When Peter got home, I told him what I'd done.  In typical fashion, there was no guilt; he simply took the pills.  I don't know where they are; I don't even know where the Advil is.  We sat and talked.  I cried.  I confessed how awful of a mother I was, how terrible of a wife I was, how I didn't deserve my family and that the world would be better without me.  I told him that I was still battling my eating disorder and that it had a hold of me in a way that felt worse than before.  I told him that I was broken and scared.  And he held me while I cried.  He didn't try to tell me that I was wrong or tell me all the ways that the world would be different without me.  Instead, he just told me that he loved me and asked me what I needed.

I'd like to tell you that, immediately, things became 1950s sitcom perfect, but they didn't.  Yet, they've gotten better.  One day at a time. 

Three weeks ago, I started running daily again.  After 5 months of being GF/DF, my joints aren't swollen and there isn't the intense pain that I'd had for months before.  Running feels good again.  Tonight, after my 2 mile speed run in anticipation of my 7 mile long run tomorrow, I sit here feeling good.  Feeling brave. 

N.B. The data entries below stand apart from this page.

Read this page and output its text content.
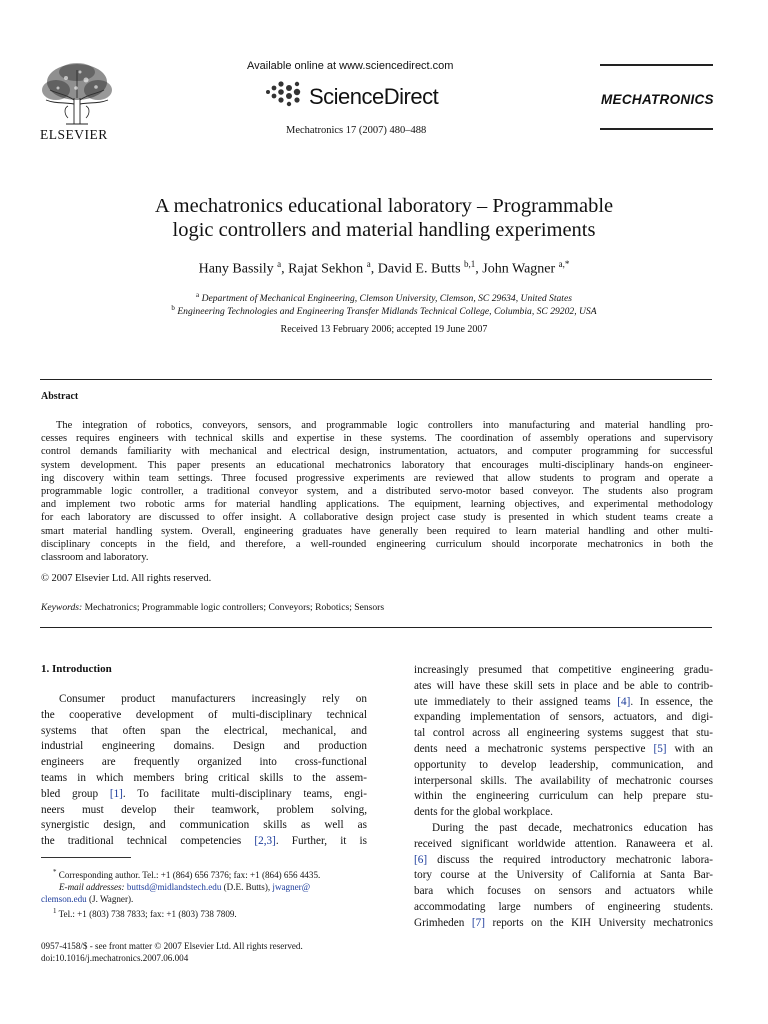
ELSEVIER
Available online at www.sciencedirect.com
ScienceDirect
Mechatronics 17 (2007) 480–488
MECHATRONICS
A mechatronics educational laboratory – Programmable
logic controllers and material handling experiments
Hany Bassily $^a$, Rajat Sekhon $^a$, David E. Butts $^{b,1}$, John Wagner $^{a,*}$
$^a$ Department of Mechanical Engineering, Clemson University, Clemson, SC 29634, United States
$^b$ Engineering Technologies and Engineering Transfer Midlands Technical College, Columbia, SC 29202, USA
Received 13 February 2006; accepted 19 June 2007
Abstract
The integration of robotics, conveyors, sensors, and programmable logic controllers into manufacturing and material handling pro-
cesses requires engineers with technical skills and expertise in these systems. The coordination of assembly operations and supervisory
control demands familiarity with mechanical and electrical design, instrumentation, actuators, and computer programming for successful
system development. This paper presents an educational mechatronics laboratory that encourages multi-disciplinary hands-on engineer-
ing discovery within team settings. Three focused progressive experiments are reviewed that allow students to program and operate a
programmable logic controller, a traditional conveyor system, and a distributed servo-motor based conveyor. The students also program
and implement two robotic arms for material handling applications. The equipment, learning objectives, and experimental methodology
for each laboratory are discussed to offer insight. A collaborative design project case study is presented in which student teams create a
smart material handling system. Overall, engineering graduates have generally been required to learn material handling and other multi-
disciplinary concepts in the field, and therefore, a well-rounded engineering curriculum should incorporate mechatronics in both the
classroom and laboratory.
© 2007 Elsevier Ltd. All rights reserved.
Keywords: Mechatronics; Programmable logic controllers; Conveyors; Robotics; Sensors
1. Introduction
Consumer product manufacturers increasingly rely on
the cooperative development of multi-disciplinary technical
systems that often span the electrical, mechanical, and
industrial engineering domains. Design and production
engineers are frequently organized into cross-functional
teams in which members bring critical skills to the assem-
bled group [1]. To facilitate multi-disciplinary teams, engi-
neers must develop their teamwork, problem solving,
synergistic design, and communication skills as well as
the traditional technical competencies [2,3]. Further, it is
increasingly presumed that competitive engineering gradu-
ates will have these skill sets in place and be able to contrib-
ute immediately to their assigned teams [4]. In essence, the
expanding implementation of sensors, actuators, and digi-
tal control across all engineering systems suggest that stu-
dents need a mechatronic systems perspective [5] with an
opportunity to develop leadership, communication, and
interpersonal skills. The availability of mechatronic courses
within the engineering curriculum can help prepare stu-
dents for the global workplace.
During the past decade, mechatronics education has
received significant worldwide attention. Ranaweera et al.
[6] discuss the required introductory mechatronic labora-
tory course at the University of California at Santa Bar-
bara which focuses on sensors and actuators while
accommodating large numbers of engineering students.
Grimheden [7] reports on the KIH University mechatronics
* Corresponding author. Tel.: +1 (864) 656 7376; fax: +1 (864) 656 4435.
E-mail addresses: buttsd@midlandstech.edu (D.E. Butts), jwagner@
clemson.edu (J. Wagner).
$^1$ Tel.: +1 (803) 738 7833; fax: +1 (803) 738 7809.
0957-4158/$ - see front matter © 2007 Elsevier Ltd. All rights reserved.
doi:10.1016/j.mechatronics.2007.06.004
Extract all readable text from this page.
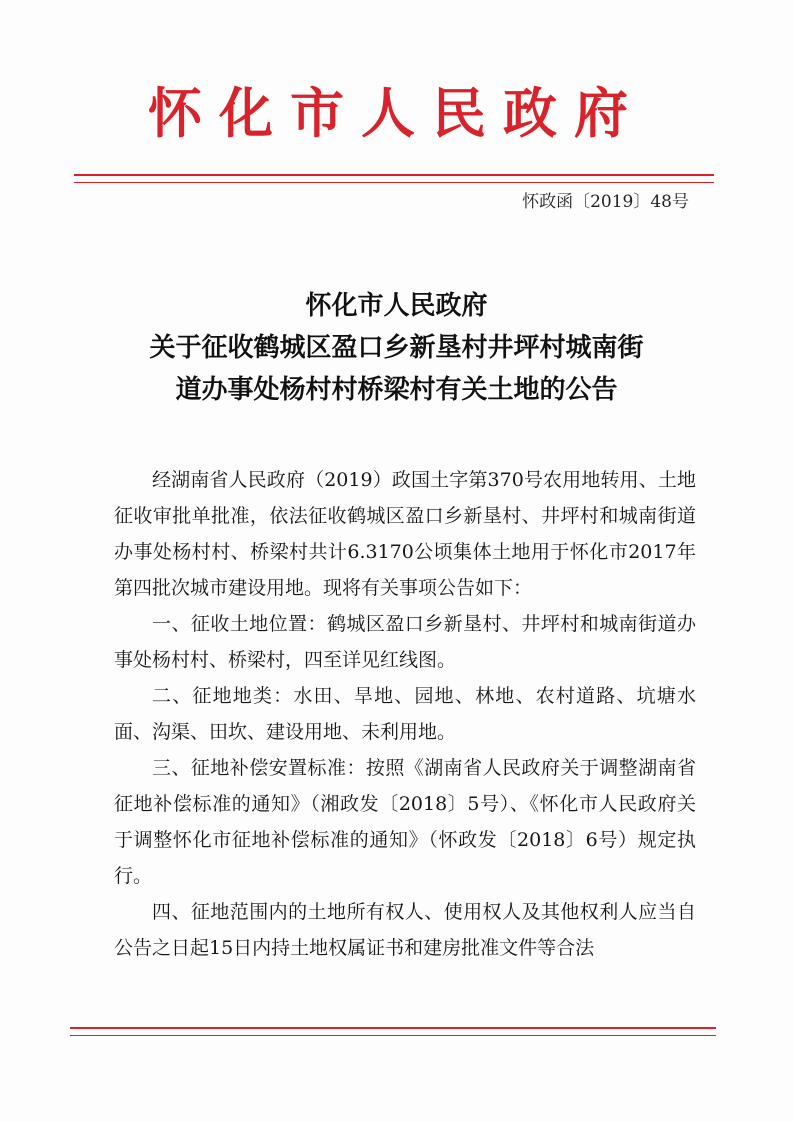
怀化市人民政府
怀政函〔2019〕48号
怀化市人民政府
关于征收鹤城区盈口乡新垦村井坪村城南街
道办事处杨村村桥梁村有关土地的公告

经湖南省人民政府（2019）政国土字第370号农用地转用、土地征收审批单批准，依法征收鹤城区盈口乡新垦村、井坪村和城南街道办事处杨村村、桥梁村共计6.3170公顷集体土地用于怀化市2017年第四批次城市建设用地。现将有关事项公告如下：

一、征收土地位置：鹤城区盈口乡新垦村、井坪村和城南街道办事处杨村村、桥梁村，四至详见红线图。

二、征地地类：水田、旱地、园地、林地、农村道路、坑塘水面、沟渠、田坎、建设用地、未利用地。

三、征地补偿安置标准：按照《湖南省人民政府关于调整湖南省征地补偿标准的通知》（湘政发〔2018〕5号）、《怀化市人民政府关于调整怀化市征地补偿标准的通知》（怀政发〔2018〕6号）规定执行。

四、征地范围内的土地所有权人、使用权人及其他权利人应当自公告之日起15日内持土地权属证书和建房批准文件等合法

I'm eating better.  I'm finally in a place where, although all of my decisions aren't the right ones, I can see the choices in food and can weigh out the right answer (even if I don't always take it).  I'm making sure to make time to run every day, whether it is a short "speed" run, an average 3-5 mile run, or my weekly long run.  I'm training for a race again.  I've dropped some things and started some new projects, and they are things dear to my heart.  I'm writing again.  Homeschooling (or Unschooling, as it were) is back on track and I'm able to focus on the kids.  I'm not perfect.  I still make mistakes.  But I'm trying to view them as learning opportunities for all of us. 

I'm talking to people who understand: Peter, my BFF, folks who "get it" or understand what I'm feeling and can offer advice or support.  I'm asking for help.  For the summer, a friend's daughter is "mother helping" twice a week most weeks to give me time to just sit and get some writing done or make sure Lucas gets a nap (he's a crappy sleeper and a horrendous napper) or just mop the floor without little feet showing up while it's wet. 

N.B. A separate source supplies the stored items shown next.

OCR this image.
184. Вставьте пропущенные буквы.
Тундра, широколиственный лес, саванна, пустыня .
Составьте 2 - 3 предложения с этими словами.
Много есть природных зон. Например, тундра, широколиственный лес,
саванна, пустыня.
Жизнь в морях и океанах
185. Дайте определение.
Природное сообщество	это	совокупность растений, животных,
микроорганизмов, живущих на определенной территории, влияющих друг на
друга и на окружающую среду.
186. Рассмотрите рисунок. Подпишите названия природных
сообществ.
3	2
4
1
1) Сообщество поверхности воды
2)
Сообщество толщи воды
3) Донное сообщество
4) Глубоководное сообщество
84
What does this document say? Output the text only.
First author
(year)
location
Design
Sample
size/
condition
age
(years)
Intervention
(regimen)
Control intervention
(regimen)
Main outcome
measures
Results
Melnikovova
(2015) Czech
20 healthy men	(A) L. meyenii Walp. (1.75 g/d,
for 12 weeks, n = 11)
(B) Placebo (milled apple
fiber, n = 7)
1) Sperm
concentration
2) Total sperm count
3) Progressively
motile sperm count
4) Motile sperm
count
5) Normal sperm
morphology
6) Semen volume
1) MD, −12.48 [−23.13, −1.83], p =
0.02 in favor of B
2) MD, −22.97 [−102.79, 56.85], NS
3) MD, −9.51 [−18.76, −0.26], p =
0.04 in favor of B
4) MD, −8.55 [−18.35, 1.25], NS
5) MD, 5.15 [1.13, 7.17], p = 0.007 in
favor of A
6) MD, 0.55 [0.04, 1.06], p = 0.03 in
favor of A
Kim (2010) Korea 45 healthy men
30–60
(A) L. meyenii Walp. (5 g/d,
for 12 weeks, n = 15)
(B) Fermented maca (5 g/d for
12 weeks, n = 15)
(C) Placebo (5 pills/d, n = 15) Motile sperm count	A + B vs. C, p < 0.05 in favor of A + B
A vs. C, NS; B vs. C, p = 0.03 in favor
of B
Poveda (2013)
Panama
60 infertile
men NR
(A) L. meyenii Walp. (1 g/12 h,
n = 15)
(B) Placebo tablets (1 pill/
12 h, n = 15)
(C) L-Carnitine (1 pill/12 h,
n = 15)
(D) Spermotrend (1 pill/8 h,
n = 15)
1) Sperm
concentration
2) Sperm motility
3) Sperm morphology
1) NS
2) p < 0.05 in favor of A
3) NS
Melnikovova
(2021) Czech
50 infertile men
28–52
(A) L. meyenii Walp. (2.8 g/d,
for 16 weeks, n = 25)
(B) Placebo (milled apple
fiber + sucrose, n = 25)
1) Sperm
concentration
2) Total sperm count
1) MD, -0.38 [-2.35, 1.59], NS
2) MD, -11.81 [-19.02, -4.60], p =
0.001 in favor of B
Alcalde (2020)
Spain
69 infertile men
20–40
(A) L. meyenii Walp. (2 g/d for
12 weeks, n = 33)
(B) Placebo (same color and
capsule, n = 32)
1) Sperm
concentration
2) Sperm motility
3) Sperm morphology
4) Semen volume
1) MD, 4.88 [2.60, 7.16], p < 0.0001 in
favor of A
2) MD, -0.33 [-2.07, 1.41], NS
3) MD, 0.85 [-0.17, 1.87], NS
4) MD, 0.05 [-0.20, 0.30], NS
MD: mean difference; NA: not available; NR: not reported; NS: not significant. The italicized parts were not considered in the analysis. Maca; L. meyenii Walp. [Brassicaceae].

I'm not out of the pit yet.  But help came from the darkness and a rope was thrown down.  I'm still climbing.  It's a slow journey up, but I know I'll get out, and that's not something I knew before.

I feel like I've been sleepwalking for the last 10 months.  I've missed so much that I was present for.  It's only been the last few weeks that I feel like I'm really and truly awake. 

Every single day, I'm making the choice to continue to open my eyes.  Regardless of what happens, each moment is such a gift and I don't want to lose a second.

---
If you think that you might be suffering from postpartum depression or if you can't (or won't) put a name to how awful you are feeling, there are resources available.  You can find anonymous help at http://www.1800ppdmoms.org/ and http://www.postpartum.net/.  Many hospitals also have lines that you can call to speak with someone.  While my PPD didn't present as wanting to harm my children, if you feel that your children may be at risk, please reach out to a friend, neighbor, family member, or even your local police department, and find a safe place for your children until you are able to get help for yourself.  You are not just a mom; you are the  mom.  You are worth more than you know, and not just because you are an irreplaceable mother.  You are worthy in your own right; please seek out help if you need it.  Don't wait until it's too late.